Super topic Karen and I love the title. You are so right..................we have to let go of the sad and live in the moment.
Right now I am in my HealigWell mode and from here off to take a short nap with my dog who is barking for me. She is like a baby. How I love her.
I wish you peace,
Kitt, Co-Moderator: Anxiety/Panic & Depression& GERD Forums*~*
Hi Karen, I know what you mean about the fall. It is my favorite time of the year. I have a birthday in Nov and we have Thanksgiving and Xmas. I know it will be less in terms of gifts but I have already spoken to my sons about it, that gifts will be only a few but we all agreed that the most important thing is that we are together and sharing hapiness with each other. I think that is important for all of us to realize that it is family and friends that make occasions special,being together. I was wallking my other dog today, (don't know if I mentioned I had 2 dogs, 1 now) anyway we went for a walk to look at the changing colors of the trees which are especially nice this year. As I was walking, a neighbor from another street was outside and I said hello and she stopped me as we had never met before. She is elderly and was outside with her husband and we had the nicest chat. It made me feel so good to meet someone new and she was so friendly. I think I will walk the dog more often on that street. So that is my good news for the day - I met a new friend. Hope others will respond with good thoughts. I have reached a better frame of mind recently so am feeling more positive about life in general.

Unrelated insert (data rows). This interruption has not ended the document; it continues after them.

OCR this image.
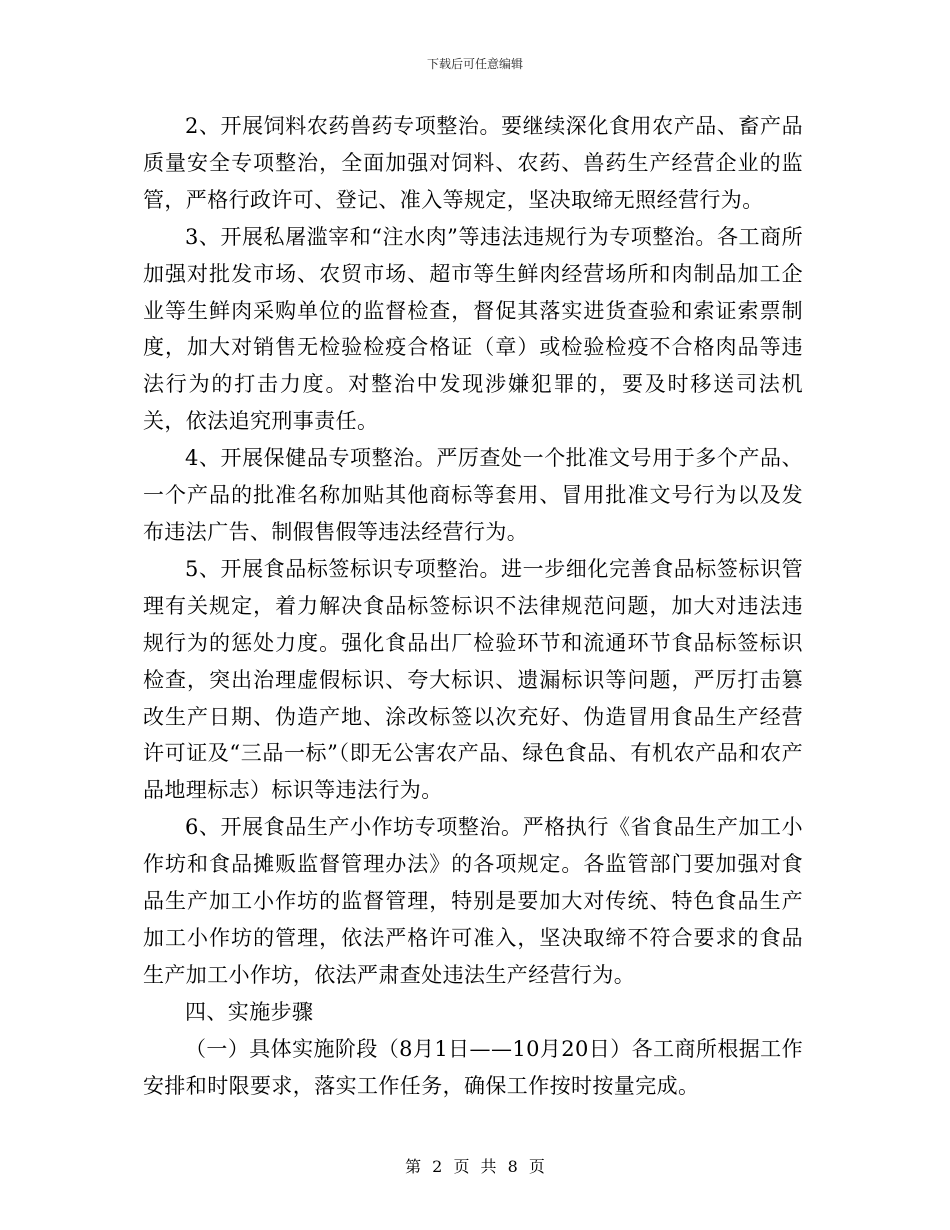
下载后可任意编辑

2、开展饲料农药兽药专项整治。要继续深化食用农产品、畜产品质量安全专项整治，全面加强对饲料、农药、兽药生产经营企业的监管，严格行政许可、登记、准入等规定，坚决取缔无照经营行为。

3、开展私屠滥宰和“注水肉”等违法违规行为专项整治。各工商所加强对批发市场、农贸市场、超市等生鲜肉经营场所和肉制品加工企业等生鲜肉采购单位的监督检查，督促其落实进货查验和索证索票制度，加大对销售无检验检疫合格证（章）或检验检疫不合格肉品等违法行为的打击力度。对整治中发现涉嫌犯罪的，要及时移送司法机关，依法追究刑事责任。

4、开展保健品专项整治。严厉查处一个批准文号用于多个产品、一个产品的批准名称加贴其他商标等套用、冒用批准文号行为以及发布违法广告、制假售假等违法经营行为。

5、开展食品标签标识专项整治。进一步细化完善食品标签标识管理有关规定，着力解决食品标签标识不法律规范问题，加大对违法违规行为的惩处力度。强化食品出厂检验环节和流通环节食品标签标识检查，突出治理虚假标识、夸大标识、遗漏标识等问题，严厉打击篡改生产日期、伪造产地、涂改标签以次充好、伪造冒用食品生产经营许可证及“三品一标”（即无公害农产品、绿色食品、有机农产品和农产品地理标志）标识等违法行为。

6、开展食品生产小作坊专项整治。严格执行《省食品生产加工小作坊和食品摊贩监督管理办法》的各项规定。各监管部门要加强对食品生产加工小作坊的监督管理，特别是要加大对传统、特色食品生产加工小作坊的管理，依法严格许可准入，坚决取缔不符合要求的食品生产加工小作坊，依法严肃查处违法生产经营行为。

四、实施步骤

（一）具体实施阶段（8月1日——10月20日）各工商所根据工作安排和时限要求，落实工作任务，确保工作按时按量完成。

第 2 页 共 8 页
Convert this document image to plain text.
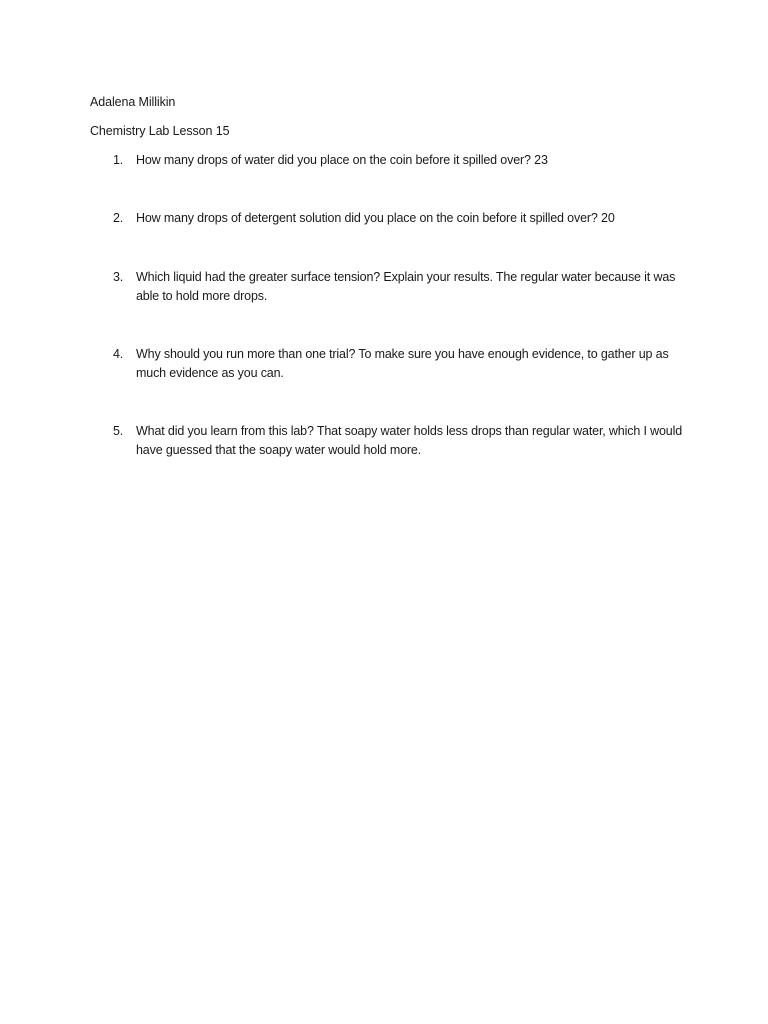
Adalena Millikin
Chemistry Lab Lesson 15
1.	How many drops of water did you place on the coin before it spilled over? 23
2.	How many drops of detergent solution did you place on the coin before it spilled over? 20
3.	Which liquid had the greater surface tension? Explain your results. The regular water because it was able to hold more drops.
4.	Why should you run more than one trial? To make sure you have enough evidence, to gather up as much evidence as you can.
5.	What did you learn from this lab? That soapy water holds less drops than regular water, which I would have guessed that the soapy water would hold more.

Karen, this is so wonderful that I had to bring it up to the top again.
Thank you for posting it...........
There is goodness and kindness out in the real world, we just have to know where to look. I always say hello and make eye contact to people walking down the street alone and now I really have my smile ready for people that enter the elevator alone at the hospital. I am in a cancer hospital and maybe my "Hello, how are you?" will make them feel less alone.
My sister was admitted again last night to the hospital with a high fever and her blood count bottomed out from chemo. We did have a good time during my stay at the Hope Lodge with her.
So we make memories and count our blessings. I love to rub her bald fuzzy head..........and she laughs. Bless her heart.